II. Do not speak falsely.
III. Do good things.
IV. Do not be hasty in making friends, but do not abandon them once made.
V. Learn to obey before you command.
VI. When giving advice, do not recommend what is most pleasing, but what is most useful.
VII. Make reason your supreme commander.
VIII. Do not associate with people who do bad things.
IX. Respect the gods.
X. Have regard for your parents.
Notice how qualified Solon's advice is, compared to the commandments of Moses. Solon doesn't say you must obey your parents, but he DOES say that you must "have regard" for them - treat them respect, make them a player in your decisions, and do not wilfully spite or harm them. Solon does not insult us by listing all the obviously bad things we must not do, but reminds us with commandment 7 that we should always trust our reasoning ability to see us through. He urges us to indulge in all deeds we think are good - something Moses does not do. Solon tells us we must know our place in society - "learn to obey before you command" - but also emphasizes in five commandments (1, 2, 4, 6, 8) that character and honesty must be the basis for evaluating other people. Again, Moses is silent on this issue.
The Commandments of Moses are insulting, patronizing, simplistic and sometimes even barbaric. All of the Commandments of Solon apply to a modern, secular society.
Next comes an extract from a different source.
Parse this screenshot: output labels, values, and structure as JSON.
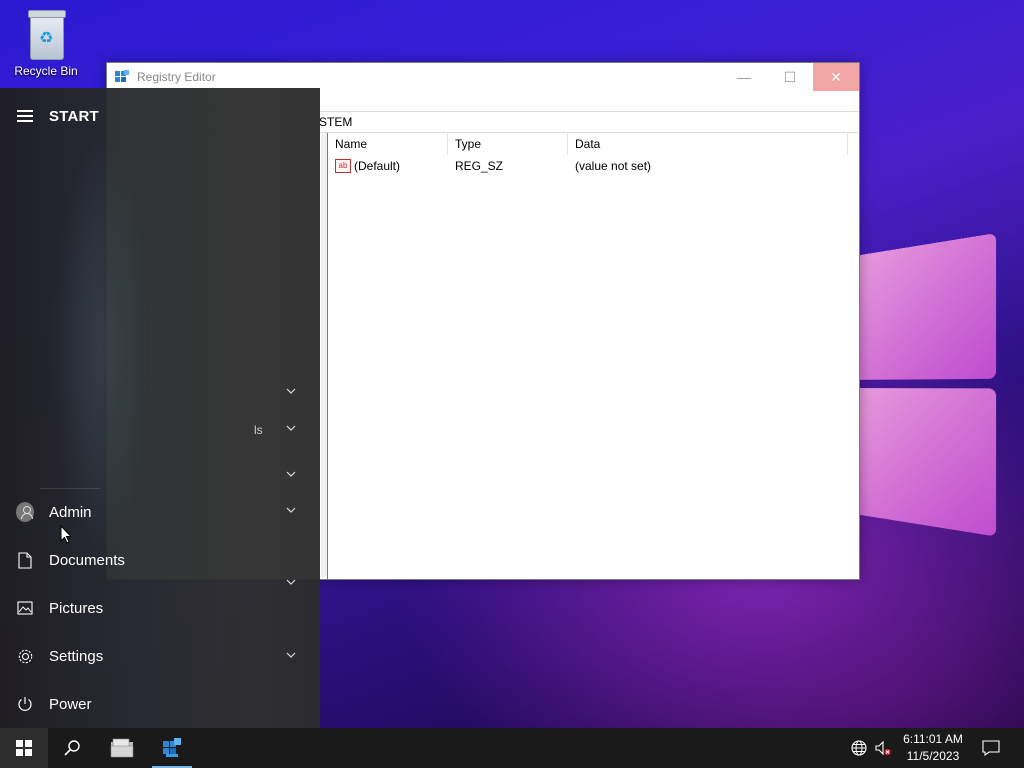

Just to wrap this up fast, I also want to follow up with some facts on those other four Greeks and Romans on the Supreme Court walls - Lycurgus, Drace, Octavian, and Justinian.
LYCURGUS of Sparta started their tradition of "spartan," ascetic militarism. But he also was one of the first Greeks to devise a system of government divided against itself - in this case, splitting power between a king, a senate, and a series of governors.
DRACE or DRACO, one of Greece's harshest lawgivers, is another word-root historical figure (draconian). His solution to bankruptcy was slavery. Draco's laws were so bad that the desperate people of Athens got a poet by the name of Solon to revise them. But he was the first Athenian to actually write down and codify legal traditions.
OCTAVIAN succeeded his uncle Julius as Caesar of Rome and ruled so well that his title, Augustus, became the permanent title of following emperors. For years after his death, what we know as the Pax Romana was actually called the Pax Augusta. He also got a month named after him, just like his uncle. Octavian is almost as important to the Supreme Court's functioning as Solon - he instituted the principle of "precedent," allowing justices to draw upon previous rulings. Giving prior interpretation of the law a legal status allows us to reference a "spirit of the law" as well as the letter of it.
JUSTINIAN, emperor of Byzantine Rome, had so many accomplishments that he was made an Orthodox saint. And while we're on word roots, where do you think "justice" comes from? Under Justinian's guidance, his advisers literally compiled, edited, and rewrote all of Roman law to date, shaping it into a coherent whole. The statutes of Justinian (Codex Justinianus) are the precedent for all European law that followed. In the compilation process, Justinian also gave the words and opinions of legal scholars official weight, thus modernizing the code and reforming some of the provisions that stemmed from less civilized times. Justinian's Code is the first Roman law to make mistreatment of a slave a crime; it also abolished class as a legal distinction and as a criterion for officeholding.
THE BOTTOM LINE:
Compared to the accomplishments of these 5 fellows, what did Moses contribute to our legal tradition? Nothing. He was one of at least a half-dozen ancient kings, priests and philosophers to formulate a set of written laws. And his wasn't even in the top five.
I haven't even talked about what the other 12 lawgivers did, and there are some great names up there - Napoleon (for his Code Napoleon), John Marshall (for judicial review), Hugo Grotius (founder of international law, originator of "just war" concept) and many many others. Frankly, Moses is irrelevant.